A 13-year-old in care spoke about the feeling of belonging and the importance of connection, as well as having a place where people will care for them, and they won’t feel lonely or not fit in.

“I feel people I live with care for me and I’m connected – I’m not just there, I’m included. They talk to you.”

“In the long run, feeling loved is the most important. Feeling loved will get you a long way, because you know you can always go back to that place where you are loved,” a 15-year-old says.

Supporting Oranga Tamariki caregivers

For the past three years, caregiving whānau caring for children in the custody of Oranga Tamariki have had support from a dedicated service in the Caregiver Recruitment and Support (CGRS) team.

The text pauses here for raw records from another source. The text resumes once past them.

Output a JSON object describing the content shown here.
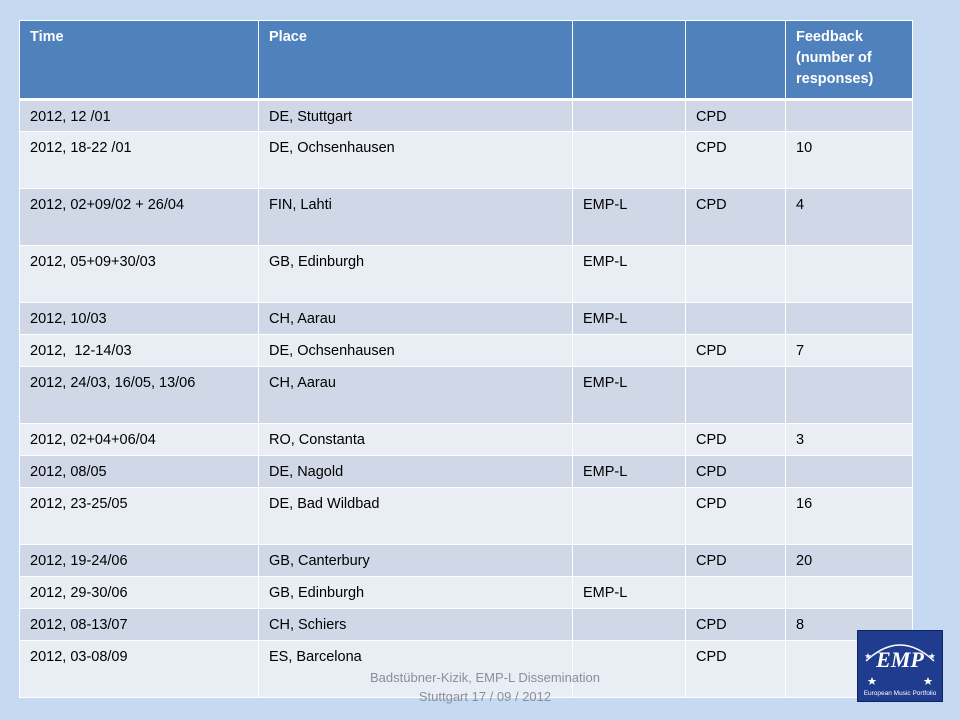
{
  "table": {
    "headers": [
      "Time",
      "Place",
      "",
      "",
      "Feedback\n(number of\nresponses)"
    ],
    "rows": [
      [
        "2012, 12 /01",
        "DE, Stuttgart",
        "",
        "CPD",
        ""
      ],
      [
        "2012, 18-22 /01",
        "DE, Ochsenhausen",
        "",
        "CPD",
        "10"
      ],
      [
        "2012, 02+09/02 + 26/04",
        "FIN, Lahti",
        "EMP-L",
        "CPD",
        "4"
      ],
      [
        "2012, 05+09+30/03",
        "GB, Edinburgh",
        "EMP-L",
        "",
        ""
      ],
      [
        "2012, 10/03",
        "CH, Aarau",
        "EMP-L",
        "",
        ""
      ],
      [
        "2012,  12-14/03",
        "DE, Ochsenhausen",
        "",
        "CPD",
        "7"
      ],
      [
        "2012, 24/03, 16/05, 13/06",
        "CH, Aarau",
        "EMP-L",
        "",
        ""
      ],
      [
        "2012, 02+04+06/04",
        "RO, Constanta",
        "",
        "CPD",
        "3"
      ],
      [
        "2012, 08/05",
        "DE, Nagold",
        "EMP-L",
        "CPD",
        ""
      ],
      [
        "2012, 23-25/05",
        "DE, Bad Wildbad",
        "",
        "CPD",
        "16"
      ],
      [
        "2012, 19-24/06",
        "GB, Canterbury",
        "",
        "CPD",
        "20"
      ],
      [
        "2012, 29-30/06",
        "GB, Edinburgh",
        "EMP-L",
        "",
        ""
      ],
      [
        "2012, 08-13/07",
        "CH, Schiers",
        "",
        "CPD",
        "8"
      ],
      [
        "2012, 03-08/09",
        "ES, Barcelona",
        "",
        "CPD",
        ""
      ]
    ]
  },
  "footer": {
    "line1": "Badstübner-Kizik, EMP-L Dissemination",
    "line2": "Stuttgart 17 / 09 / 2012"
  },
  "logo": {
    "mark": "EMP",
    "caption": "European Music Portfolio"
  },
  "colors": {
    "background": "#c5d9f0",
    "header": "#4f81bd",
    "row_odd": "#d0d8e8",
    "row_even": "#e9edf4",
    "logo_bg": "#1f3c8e"
  }
}
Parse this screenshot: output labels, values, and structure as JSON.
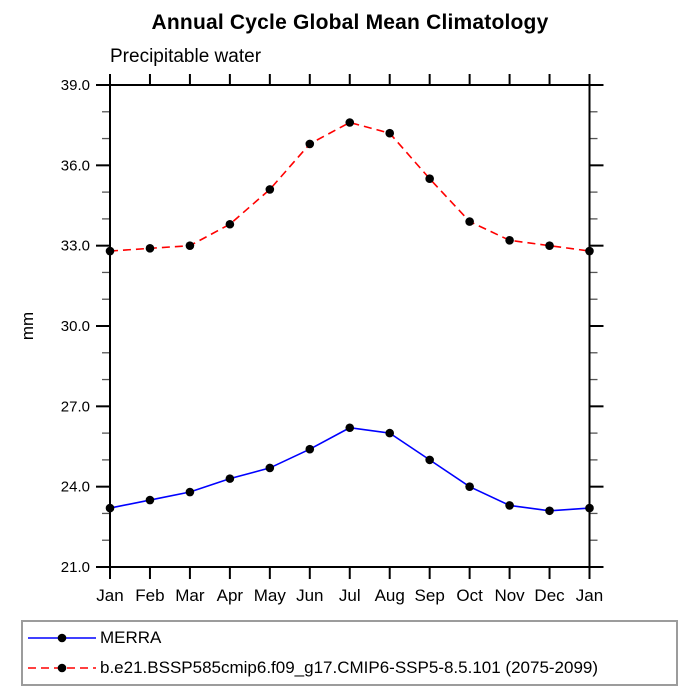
{
  "page": {
    "background": "#ffffff"
  },
  "chart_data": {
    "type": "line",
    "title": "Annual Cycle Global Mean Climatology",
    "subtitle": "Precipitable water",
    "xlabel": "",
    "ylabel": "mm",
    "categories": [
      "Jan",
      "Feb",
      "Mar",
      "Apr",
      "May",
      "Jun",
      "Jul",
      "Aug",
      "Sep",
      "Oct",
      "Nov",
      "Dec",
      "Jan"
    ],
    "ylim": [
      21.0,
      39.0
    ],
    "yticks": {
      "major_values": [
        21,
        24,
        27,
        30,
        33,
        36,
        39
      ],
      "major_labels": [
        "21.0",
        "24.0",
        "27.0",
        "30.0",
        "33.0",
        "36.0",
        "39.0"
      ],
      "minor_step": 1.0
    },
    "grid": false,
    "axis_color": "#000000",
    "legend": {
      "position": "bottom-left-box",
      "border_color": "#9c9c9c"
    },
    "series": [
      {
        "name": "MERRA",
        "color": "#0000ff",
        "line_style": "solid",
        "marker": "filled-circle",
        "marker_color": "#000000",
        "values": [
          23.2,
          23.5,
          23.8,
          24.3,
          24.7,
          25.4,
          26.2,
          26.0,
          25.0,
          24.0,
          23.3,
          23.1,
          23.2
        ]
      },
      {
        "name": "b.e21.BSSP585cmip6.f09_g17.CMIP6-SSP5-8.5.101 (2075-2099)",
        "color": "#ff0000",
        "line_style": "dashed",
        "marker": "filled-circle",
        "marker_color": "#000000",
        "values": [
          32.8,
          32.9,
          33.0,
          33.8,
          35.1,
          36.8,
          37.6,
          37.2,
          35.5,
          33.9,
          33.2,
          33.0,
          32.8
        ]
      }
    ]
  }
}
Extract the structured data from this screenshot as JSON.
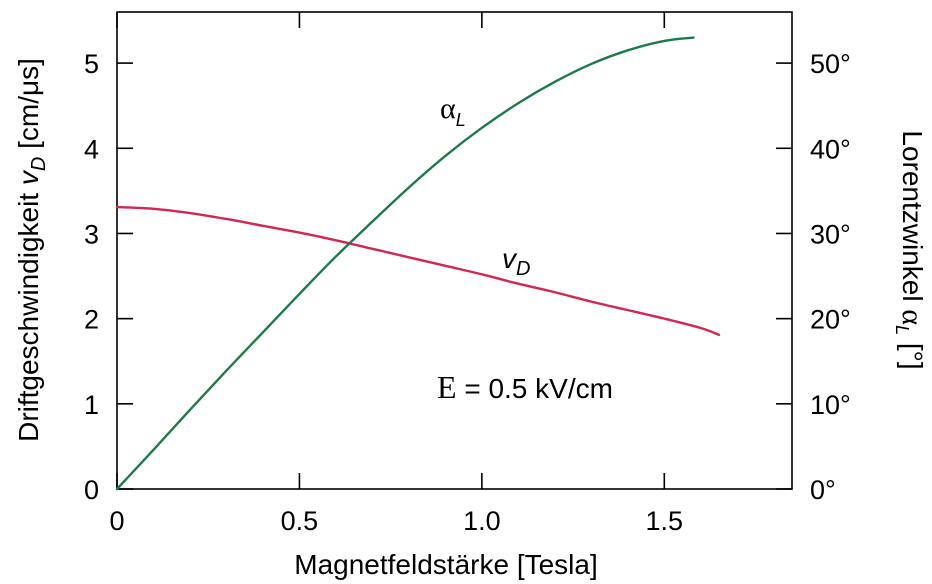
{
  "chart_data": {
    "type": "line",
    "xlabel": "Magnetfeldstärke [Tesla]",
    "ylabel": {
      "prefix": "Driftgeschwindigkeit ",
      "symbol": "v",
      "subscript": "D",
      "suffix": " [cm/μs]"
    },
    "y2label": {
      "prefix": "Lorentzwinkel ",
      "symbol": "α",
      "subscript": "L",
      "suffix": " [°]"
    },
    "xlim": [
      0,
      1.85
    ],
    "ylim": [
      0,
      5.6
    ],
    "y2lim": [
      0,
      56
    ],
    "x_ticks": [
      0,
      0.5,
      1.0,
      1.5
    ],
    "x_tick_labels": [
      "0",
      "0.5",
      "1.0",
      "1.5"
    ],
    "y_ticks": [
      0,
      1,
      2,
      3,
      4,
      5
    ],
    "y_tick_labels": [
      "0",
      "1",
      "2",
      "3",
      "4",
      "5"
    ],
    "y2_ticks": [
      0,
      10,
      20,
      30,
      40,
      50
    ],
    "y2_tick_labels": [
      "0°",
      "10°",
      "20°",
      "30°",
      "40°",
      "50°"
    ],
    "grid": false,
    "annotation": {
      "symbol": "E",
      "text": " = 0.5 kV/cm"
    },
    "series": [
      {
        "name": "v",
        "subscript": "D",
        "axis": "left",
        "color": "#d4264f",
        "x": [
          0,
          0.1,
          0.2,
          0.3,
          0.4,
          0.5,
          0.6,
          0.7,
          0.8,
          0.9,
          1.0,
          1.1,
          1.2,
          1.3,
          1.4,
          1.5,
          1.6,
          1.65
        ],
        "y": [
          3.31,
          3.29,
          3.24,
          3.17,
          3.09,
          3.01,
          2.92,
          2.82,
          2.72,
          2.62,
          2.52,
          2.41,
          2.31,
          2.2,
          2.1,
          2.0,
          1.89,
          1.81
        ]
      },
      {
        "name": "α",
        "subscript": "L",
        "axis": "right",
        "color": "#1f7a4a",
        "x": [
          0,
          0.1,
          0.2,
          0.3,
          0.4,
          0.5,
          0.6,
          0.7,
          0.8,
          0.9,
          1.0,
          1.1,
          1.2,
          1.3,
          1.4,
          1.5,
          1.58
        ],
        "y": [
          0,
          4.6,
          9.3,
          13.9,
          18.4,
          22.9,
          27.3,
          31.4,
          35.4,
          39.1,
          42.4,
          45.3,
          47.8,
          49.9,
          51.5,
          52.6,
          53.0
        ]
      }
    ]
  }
}
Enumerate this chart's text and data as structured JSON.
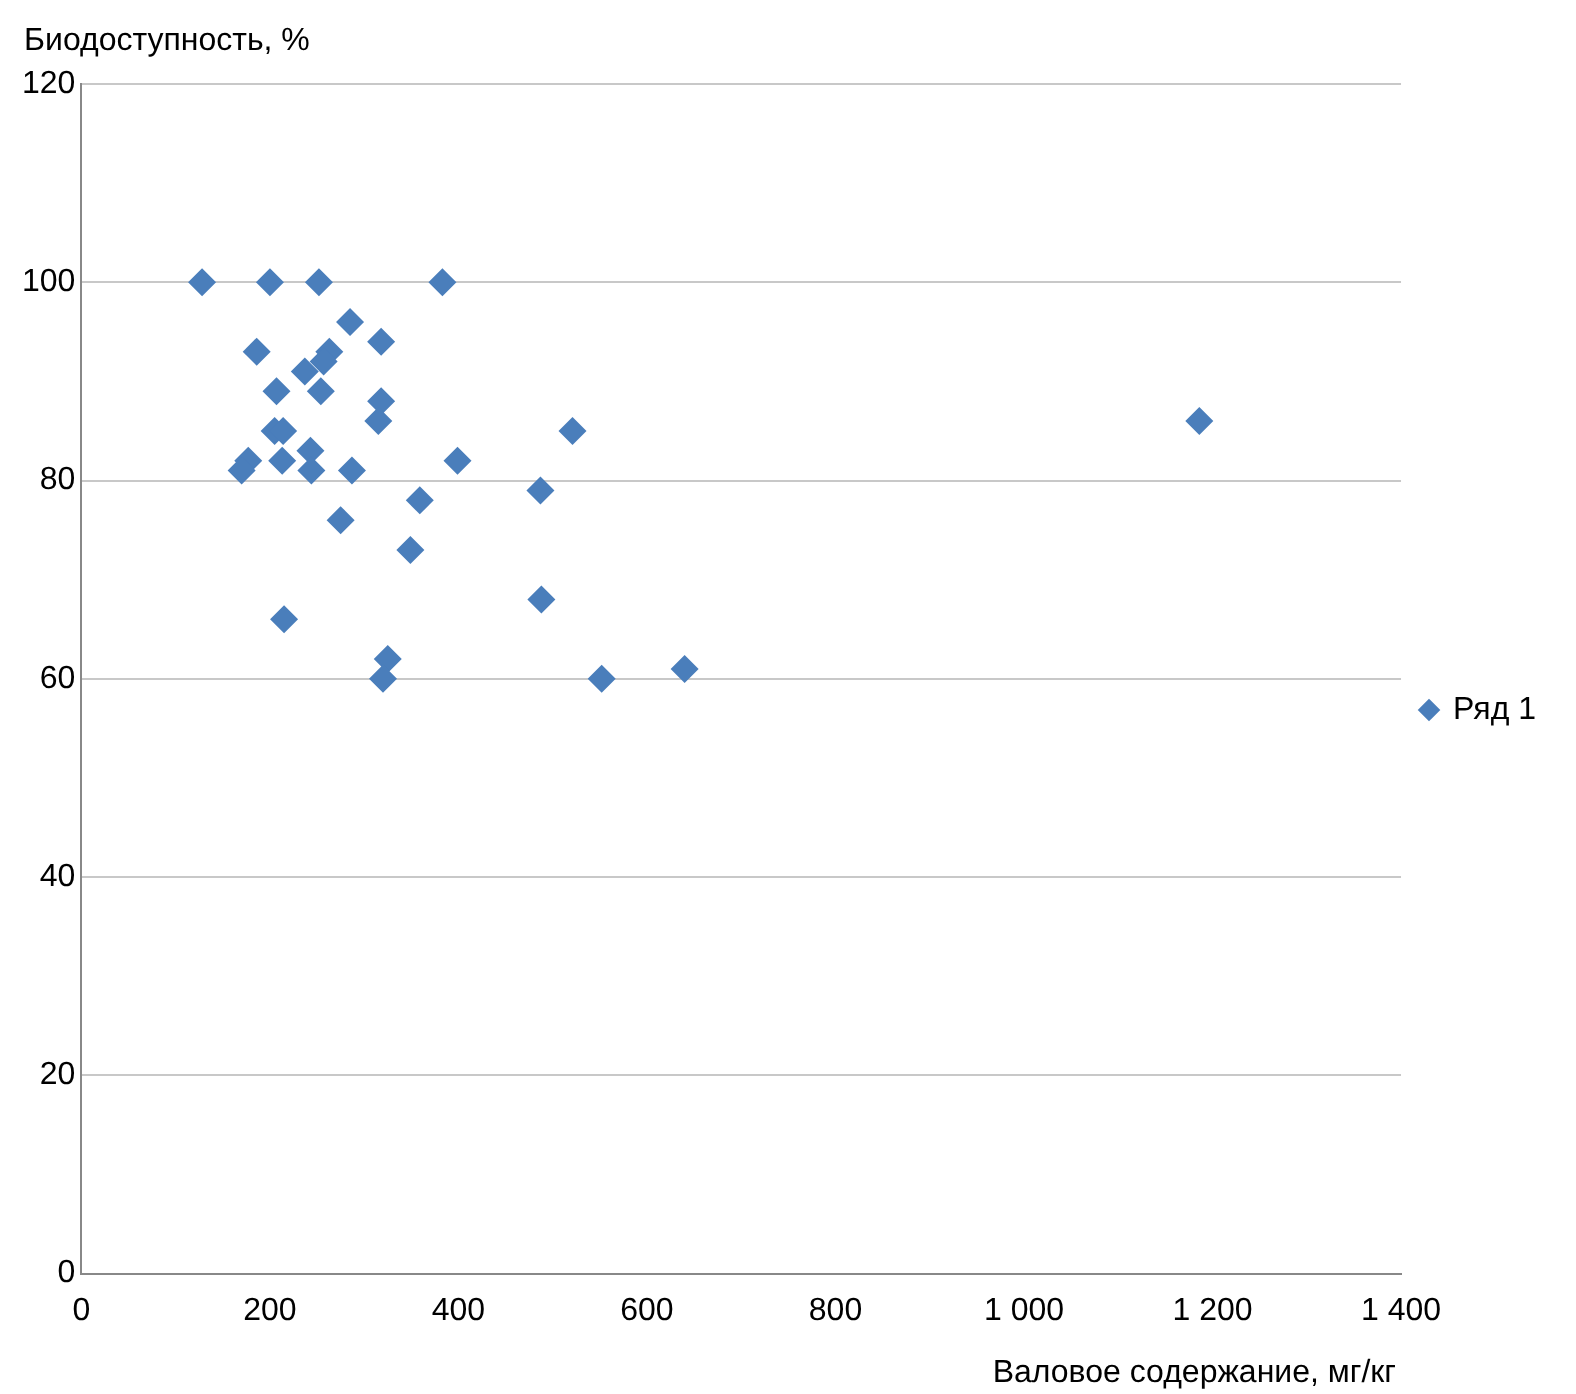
{
  "chart_data": {
    "type": "scatter",
    "xlabel": "Валовое содержание, мг/кг",
    "ylabel": "Биодоступность, %",
    "xlim": [
      0,
      1400
    ],
    "xticks": [
      0,
      200,
      400,
      600,
      800,
      {
        "value": 1000,
        "label": "1 000"
      },
      {
        "value": 1200,
        "label": "1 200"
      },
      {
        "value": 1400,
        "label": "1 400"
      }
    ],
    "ylim": [
      0,
      120
    ],
    "yticks": [
      0,
      20,
      40,
      60,
      80,
      100,
      120
    ],
    "grid": "y",
    "legend": "right",
    "marker": "diamond",
    "series": [
      {
        "name": "Ряд 1",
        "color": "#4a7ebb",
        "x": [
          128,
          200,
          252,
          383,
          285,
          186,
          318,
          263,
          257,
          237,
          207,
          254,
          318,
          315,
          205,
          214,
          521,
          177,
          170,
          213,
          243,
          244,
          287,
          399,
          487,
          359,
          275,
          349,
          488,
          215,
          325,
          320,
          552,
          640,
          1186
        ],
        "values": [
          100,
          100,
          100,
          100,
          96,
          93,
          94,
          93,
          92,
          91,
          89,
          89,
          88,
          86,
          85,
          85,
          85,
          82,
          81,
          82,
          83,
          81,
          81,
          82,
          79,
          78,
          76,
          73,
          68,
          66,
          62,
          60,
          60,
          61,
          86
        ]
      }
    ]
  }
}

“CGRS is a small but passionate team, and we want caregivers to know that we’re always here for them – through their caregiver social worker, or the dedicated 0508 CARERS support line, which is available 24/7,” Chappie says.

CGRS provides advice, emotional and practical support and advocacy for caregiving whānau. They offer learning opportunities, the Caregiver Assistance Programme of independent free counselling and many more forms of support to help caregivers in their role.

“We want caregivers to reach out and share their needs with us, so we can work together to best support them. It is through engaging together that we will find the best solutions.”

Working with whānau

At Oranga Tamariki, our preference is for members of the wider whānau, hapū, iwi or a family group to become the caregivers for tamariki and rangatahi whenever possible – and we know that we’re on the right path.

Around 40% of caregivers with Oranga Tamariki are Māori or Pacific, and around two thirds (63%) of tamariki and rangatahi in the custody of the Chief Executive are being cared for by whānau.

“I’m pleased to say we’re well on the way to living this aspiration, and we know that we have an ever-increasing number of Māori caregivers looking after children and young people in care,” Chappie says.